Rygiel Agnieszka M, Milano Francesca, Ten Kate Fibo J, Schaap Annet, Wang Kenneth K, Peppelenbosch Mackel P, Bergman Jacques J G H M, Krishnadath Kausillia K
Laboratory of Experimental Internal Medicine, Academic Medical Center, Amsterdam, the Netherlands.
Cancer Epidemiol Biomarkers Prev. 2008 Jun;17(6):1380-5. doi: 10.1158/1055-9965.EPI-07-2734.

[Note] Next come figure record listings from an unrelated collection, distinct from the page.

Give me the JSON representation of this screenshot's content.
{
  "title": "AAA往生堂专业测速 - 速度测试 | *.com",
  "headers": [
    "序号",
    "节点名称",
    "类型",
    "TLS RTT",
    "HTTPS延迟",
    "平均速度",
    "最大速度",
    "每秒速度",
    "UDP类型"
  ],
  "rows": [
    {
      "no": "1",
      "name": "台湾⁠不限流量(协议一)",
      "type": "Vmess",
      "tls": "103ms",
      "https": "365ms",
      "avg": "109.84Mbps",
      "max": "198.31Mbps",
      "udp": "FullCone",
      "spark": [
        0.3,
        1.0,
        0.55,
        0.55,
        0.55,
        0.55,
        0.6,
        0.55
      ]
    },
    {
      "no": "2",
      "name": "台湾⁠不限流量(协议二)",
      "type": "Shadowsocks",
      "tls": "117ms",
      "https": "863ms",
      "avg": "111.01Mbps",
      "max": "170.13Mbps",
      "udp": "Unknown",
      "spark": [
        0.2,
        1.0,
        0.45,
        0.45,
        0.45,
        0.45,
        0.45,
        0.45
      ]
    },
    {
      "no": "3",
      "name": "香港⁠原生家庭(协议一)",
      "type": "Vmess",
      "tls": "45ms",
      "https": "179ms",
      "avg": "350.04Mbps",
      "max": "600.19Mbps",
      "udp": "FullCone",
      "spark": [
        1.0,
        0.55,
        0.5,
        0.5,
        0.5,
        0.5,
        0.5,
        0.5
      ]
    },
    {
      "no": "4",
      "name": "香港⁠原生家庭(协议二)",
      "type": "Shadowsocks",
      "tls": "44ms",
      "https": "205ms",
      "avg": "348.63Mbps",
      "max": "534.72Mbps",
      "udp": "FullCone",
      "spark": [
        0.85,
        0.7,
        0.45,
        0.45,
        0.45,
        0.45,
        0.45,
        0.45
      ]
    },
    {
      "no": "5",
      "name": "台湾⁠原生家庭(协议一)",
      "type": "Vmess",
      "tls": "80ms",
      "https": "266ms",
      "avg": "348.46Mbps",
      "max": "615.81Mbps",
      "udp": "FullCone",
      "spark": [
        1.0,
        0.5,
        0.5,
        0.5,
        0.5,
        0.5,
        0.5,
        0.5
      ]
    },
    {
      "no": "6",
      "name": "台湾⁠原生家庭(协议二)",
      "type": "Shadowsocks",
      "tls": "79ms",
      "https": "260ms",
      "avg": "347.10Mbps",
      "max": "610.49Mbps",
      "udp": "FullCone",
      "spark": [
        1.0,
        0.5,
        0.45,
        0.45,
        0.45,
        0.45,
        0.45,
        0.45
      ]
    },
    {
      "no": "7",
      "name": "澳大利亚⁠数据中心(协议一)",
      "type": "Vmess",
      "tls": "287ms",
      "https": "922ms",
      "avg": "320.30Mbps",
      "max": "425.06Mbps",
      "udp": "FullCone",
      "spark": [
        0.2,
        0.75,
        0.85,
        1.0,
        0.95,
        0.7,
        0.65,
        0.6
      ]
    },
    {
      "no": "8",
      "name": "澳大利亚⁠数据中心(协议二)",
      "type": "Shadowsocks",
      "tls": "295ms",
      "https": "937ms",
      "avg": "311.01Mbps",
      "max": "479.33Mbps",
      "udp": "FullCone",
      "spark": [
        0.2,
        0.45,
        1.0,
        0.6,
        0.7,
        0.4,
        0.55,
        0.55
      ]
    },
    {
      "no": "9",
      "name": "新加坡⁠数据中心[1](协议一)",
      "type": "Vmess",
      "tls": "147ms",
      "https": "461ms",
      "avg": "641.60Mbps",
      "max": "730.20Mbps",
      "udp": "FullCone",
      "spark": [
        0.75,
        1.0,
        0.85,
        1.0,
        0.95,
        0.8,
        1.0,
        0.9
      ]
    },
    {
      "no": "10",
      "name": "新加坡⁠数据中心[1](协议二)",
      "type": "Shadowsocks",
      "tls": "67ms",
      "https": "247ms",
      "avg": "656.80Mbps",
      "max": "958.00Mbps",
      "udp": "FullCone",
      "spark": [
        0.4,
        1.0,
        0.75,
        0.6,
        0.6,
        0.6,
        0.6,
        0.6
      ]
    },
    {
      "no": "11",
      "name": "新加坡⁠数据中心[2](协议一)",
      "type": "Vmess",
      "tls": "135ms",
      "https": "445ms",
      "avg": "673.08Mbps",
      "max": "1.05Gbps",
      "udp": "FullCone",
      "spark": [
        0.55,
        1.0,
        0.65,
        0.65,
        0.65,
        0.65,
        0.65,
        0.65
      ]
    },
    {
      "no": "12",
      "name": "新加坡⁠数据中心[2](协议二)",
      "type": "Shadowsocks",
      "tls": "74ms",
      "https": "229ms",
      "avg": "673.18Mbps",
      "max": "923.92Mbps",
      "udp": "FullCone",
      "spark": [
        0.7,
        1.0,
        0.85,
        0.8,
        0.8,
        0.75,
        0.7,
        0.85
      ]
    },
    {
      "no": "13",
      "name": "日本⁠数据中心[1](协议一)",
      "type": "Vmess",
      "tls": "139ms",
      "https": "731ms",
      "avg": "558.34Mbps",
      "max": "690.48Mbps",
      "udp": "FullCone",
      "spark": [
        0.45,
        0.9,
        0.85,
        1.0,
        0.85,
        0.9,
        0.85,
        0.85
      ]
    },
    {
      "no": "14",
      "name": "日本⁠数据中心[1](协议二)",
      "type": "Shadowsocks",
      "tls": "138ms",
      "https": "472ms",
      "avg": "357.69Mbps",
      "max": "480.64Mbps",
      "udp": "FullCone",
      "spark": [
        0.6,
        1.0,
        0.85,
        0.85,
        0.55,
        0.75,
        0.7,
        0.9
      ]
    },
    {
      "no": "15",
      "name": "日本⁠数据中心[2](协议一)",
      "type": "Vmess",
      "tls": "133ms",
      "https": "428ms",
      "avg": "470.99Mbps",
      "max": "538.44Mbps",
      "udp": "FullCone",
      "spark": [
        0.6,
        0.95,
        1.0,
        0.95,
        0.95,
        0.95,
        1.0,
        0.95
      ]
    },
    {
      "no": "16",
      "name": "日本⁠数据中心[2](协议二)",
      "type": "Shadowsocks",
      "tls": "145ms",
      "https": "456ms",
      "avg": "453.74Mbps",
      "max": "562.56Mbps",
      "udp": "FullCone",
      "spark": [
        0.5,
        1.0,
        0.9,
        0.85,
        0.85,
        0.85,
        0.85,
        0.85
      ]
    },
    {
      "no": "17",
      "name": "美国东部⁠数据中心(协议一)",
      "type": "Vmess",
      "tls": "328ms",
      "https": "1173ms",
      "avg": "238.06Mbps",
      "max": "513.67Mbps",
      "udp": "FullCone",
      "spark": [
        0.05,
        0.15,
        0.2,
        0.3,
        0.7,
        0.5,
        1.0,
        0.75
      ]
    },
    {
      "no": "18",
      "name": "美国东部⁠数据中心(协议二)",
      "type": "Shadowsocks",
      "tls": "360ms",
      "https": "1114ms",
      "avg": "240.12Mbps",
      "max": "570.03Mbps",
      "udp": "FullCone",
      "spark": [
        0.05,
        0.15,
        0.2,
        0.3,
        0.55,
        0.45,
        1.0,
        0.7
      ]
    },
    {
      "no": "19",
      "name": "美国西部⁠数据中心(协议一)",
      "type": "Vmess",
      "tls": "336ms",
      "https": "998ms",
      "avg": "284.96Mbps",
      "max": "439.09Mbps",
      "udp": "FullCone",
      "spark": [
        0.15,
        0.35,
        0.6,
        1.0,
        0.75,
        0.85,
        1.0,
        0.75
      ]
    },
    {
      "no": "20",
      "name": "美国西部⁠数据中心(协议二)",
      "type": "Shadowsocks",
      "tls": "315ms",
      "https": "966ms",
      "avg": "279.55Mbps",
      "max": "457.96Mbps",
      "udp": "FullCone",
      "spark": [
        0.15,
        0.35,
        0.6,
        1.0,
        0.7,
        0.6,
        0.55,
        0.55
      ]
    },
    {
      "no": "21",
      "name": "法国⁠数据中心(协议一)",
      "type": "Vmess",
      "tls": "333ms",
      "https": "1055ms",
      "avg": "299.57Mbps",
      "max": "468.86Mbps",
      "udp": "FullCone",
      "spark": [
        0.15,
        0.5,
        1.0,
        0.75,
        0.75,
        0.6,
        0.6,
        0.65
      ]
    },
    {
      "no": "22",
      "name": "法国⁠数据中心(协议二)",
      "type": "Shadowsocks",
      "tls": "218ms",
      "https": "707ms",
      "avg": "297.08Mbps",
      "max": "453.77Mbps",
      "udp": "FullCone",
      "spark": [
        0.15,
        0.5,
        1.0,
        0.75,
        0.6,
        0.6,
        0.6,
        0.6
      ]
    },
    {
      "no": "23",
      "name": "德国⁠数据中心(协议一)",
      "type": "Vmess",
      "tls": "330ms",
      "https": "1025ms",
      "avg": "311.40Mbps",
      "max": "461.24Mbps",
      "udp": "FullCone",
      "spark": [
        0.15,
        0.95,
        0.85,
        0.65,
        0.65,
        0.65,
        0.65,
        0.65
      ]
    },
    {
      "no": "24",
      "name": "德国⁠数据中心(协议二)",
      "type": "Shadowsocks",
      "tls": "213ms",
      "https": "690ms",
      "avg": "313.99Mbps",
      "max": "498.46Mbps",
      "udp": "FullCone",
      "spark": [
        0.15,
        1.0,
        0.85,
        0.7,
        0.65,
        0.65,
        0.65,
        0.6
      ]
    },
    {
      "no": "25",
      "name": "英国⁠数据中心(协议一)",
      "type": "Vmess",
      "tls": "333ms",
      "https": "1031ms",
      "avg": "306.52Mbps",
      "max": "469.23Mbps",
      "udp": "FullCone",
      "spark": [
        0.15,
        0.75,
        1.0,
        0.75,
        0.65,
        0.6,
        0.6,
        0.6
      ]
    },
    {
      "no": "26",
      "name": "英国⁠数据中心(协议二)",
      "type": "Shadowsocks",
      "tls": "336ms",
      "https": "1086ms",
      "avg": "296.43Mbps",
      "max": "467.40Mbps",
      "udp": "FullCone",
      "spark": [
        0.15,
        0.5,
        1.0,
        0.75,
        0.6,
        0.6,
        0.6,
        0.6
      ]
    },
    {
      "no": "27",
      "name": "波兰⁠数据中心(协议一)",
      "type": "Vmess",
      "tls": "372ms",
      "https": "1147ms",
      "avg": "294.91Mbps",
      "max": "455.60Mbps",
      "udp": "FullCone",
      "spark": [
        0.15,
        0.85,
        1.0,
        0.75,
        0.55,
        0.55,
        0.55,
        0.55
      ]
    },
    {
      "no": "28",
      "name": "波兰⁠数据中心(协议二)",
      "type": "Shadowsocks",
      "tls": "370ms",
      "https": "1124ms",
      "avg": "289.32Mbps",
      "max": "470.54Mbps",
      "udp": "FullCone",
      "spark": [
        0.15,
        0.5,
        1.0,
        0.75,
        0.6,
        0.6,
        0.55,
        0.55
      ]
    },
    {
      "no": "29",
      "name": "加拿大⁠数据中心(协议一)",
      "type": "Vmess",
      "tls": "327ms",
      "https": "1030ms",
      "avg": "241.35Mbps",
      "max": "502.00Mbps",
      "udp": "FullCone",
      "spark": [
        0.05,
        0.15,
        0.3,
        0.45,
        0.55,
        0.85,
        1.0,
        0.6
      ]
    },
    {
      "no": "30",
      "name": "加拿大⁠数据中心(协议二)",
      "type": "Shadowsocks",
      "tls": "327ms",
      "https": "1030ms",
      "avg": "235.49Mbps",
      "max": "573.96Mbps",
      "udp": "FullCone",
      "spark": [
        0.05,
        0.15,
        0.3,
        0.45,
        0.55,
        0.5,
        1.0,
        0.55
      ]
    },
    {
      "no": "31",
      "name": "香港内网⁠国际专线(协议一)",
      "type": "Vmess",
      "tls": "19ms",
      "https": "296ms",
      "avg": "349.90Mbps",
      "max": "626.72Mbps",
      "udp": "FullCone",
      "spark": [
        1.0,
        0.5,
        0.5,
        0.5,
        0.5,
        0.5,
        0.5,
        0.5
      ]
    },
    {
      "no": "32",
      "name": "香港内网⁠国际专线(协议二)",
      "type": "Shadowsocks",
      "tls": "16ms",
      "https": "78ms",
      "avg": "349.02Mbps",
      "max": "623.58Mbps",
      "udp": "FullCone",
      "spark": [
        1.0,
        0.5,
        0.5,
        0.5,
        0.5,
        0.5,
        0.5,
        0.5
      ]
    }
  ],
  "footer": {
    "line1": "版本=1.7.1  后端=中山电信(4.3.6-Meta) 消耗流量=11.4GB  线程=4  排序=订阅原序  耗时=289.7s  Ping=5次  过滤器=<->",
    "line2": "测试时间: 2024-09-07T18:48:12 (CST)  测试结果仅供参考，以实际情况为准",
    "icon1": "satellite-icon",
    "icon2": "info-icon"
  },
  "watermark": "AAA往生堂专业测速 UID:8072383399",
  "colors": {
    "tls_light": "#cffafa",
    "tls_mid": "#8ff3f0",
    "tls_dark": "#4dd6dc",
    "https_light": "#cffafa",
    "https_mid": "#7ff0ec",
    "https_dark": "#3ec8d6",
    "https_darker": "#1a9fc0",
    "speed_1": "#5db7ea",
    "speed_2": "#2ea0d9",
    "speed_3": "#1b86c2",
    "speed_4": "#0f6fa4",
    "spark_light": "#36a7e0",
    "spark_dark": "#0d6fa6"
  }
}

The progression of Barrett's esophagus to esophageal adenocarcinoma is often characterized by the accumulation of genetic abnormalities. The goal was to evaluate the copy number alterations of several oncogene loci, including 7p12 [epidermal growth factor receptor (EGFR)], 8q24 (c-myc), and 20q13 in the sequence of no dysplasia-dysplasia-adenocarcinoma of Barrett's esophagus. Fluorescence in situ hybridization with DNA probes for the centromeric region of chromosome 7 and the locus-specific regions of 7p12 (EGFR), 8q24 (c-myc), and 20q13 was applied on 99 brush cytology specimens of patients with Barrett's esophagus with different stages of dysplasia or esophageal adenocarcinoma. Gains (3-4 copies) of chromosome 17, 8q24 (c-myc), and 20q.13 loci were found in the low frequencies in nondysplastic Barrett's esophagus. Their frequencies increased with the stage of dysplasia and reached a high incidence in esophageal adenocarcinoma. Amplification (>4 copies) of at least 1 of the loci was observed in 14% of high-grade dysplasia and increased to 50% in esophageal adenocarcinoma (P = 0.015). The most frequently amplified locus was c-myc (18%), followed by 20q13 (13%) and EGFR (11%) in the high-grade dysplasia/esophageal adenocarcinoma cases. High amplification levels (>10 copies) of the loci were more frequent in esophageal adenocarcinoma (72%) compared with high-grade dysplasia (20%; P = 0.049). Amplifications of the c-myc, EGFR, and 20q12 loci may serve as diagnostic markers to identify patients with Barrett's esophagus with high-grade dysplasia or esophageal adenocarcinoma. Gains of the loci might be of value as prognostic markers because they are already present in nondysplasia cases and may precede the later event of the amplification as observed in high-grade dysplasia and esophageal adenocarcinoma.
巴雷特食管进展为食管腺癌通常以基因异常的积累为特征。目的是评估几个癌基因位点的拷贝数改变,包括7p12[表皮生长因子受体(EGFR)]、8q24(c-myc)和20q13在巴雷特食管无发育异常-发育异常-腺癌序列中的情况。应用针对7号染色体着丝粒区域以及7p12(EGFR)、8q24(c-myc)和20q13位点特异性区域的DNA探针进行荧光原位杂交,对99例不同发育异常阶段或食管腺癌的巴雷特食管患者的刷检细胞学标本进行检测。在无发育异常的巴雷特食管中,17号染色体、8q24(c-myc)和20q.13位点的增益(3 - 4个拷贝)出现频率较低。它们的频率随着发育异常阶段的增加而升高,在食管腺癌中达到高发病率。在14%的高级别发育异常中观察到至少1个位点的扩增(>4个拷贝),在食管腺癌中增至50%(P = 0.015)。在高级别发育异常/食管腺癌病例中,最常扩增的位点是c-myc(18%),其次是20q13(13%)和EGFR(11%)。与高级别发育异常(20%;P = 0.049)相比,这些位点的高扩增水平(>10个拷贝)在食管腺癌中更常见(72%)。c-myc、EGFR和20q12位点的扩增可能作为诊断标志物,用于识别患有高级别发育异常或食管腺癌的巴雷特食管患者。这些位点的增益可能作为预后标志物具有价值,因为它们在无发育异常的病例中已经存在,并且可能在高级别发育异常和食管腺癌中观察到的扩增这一后期事件之前出现。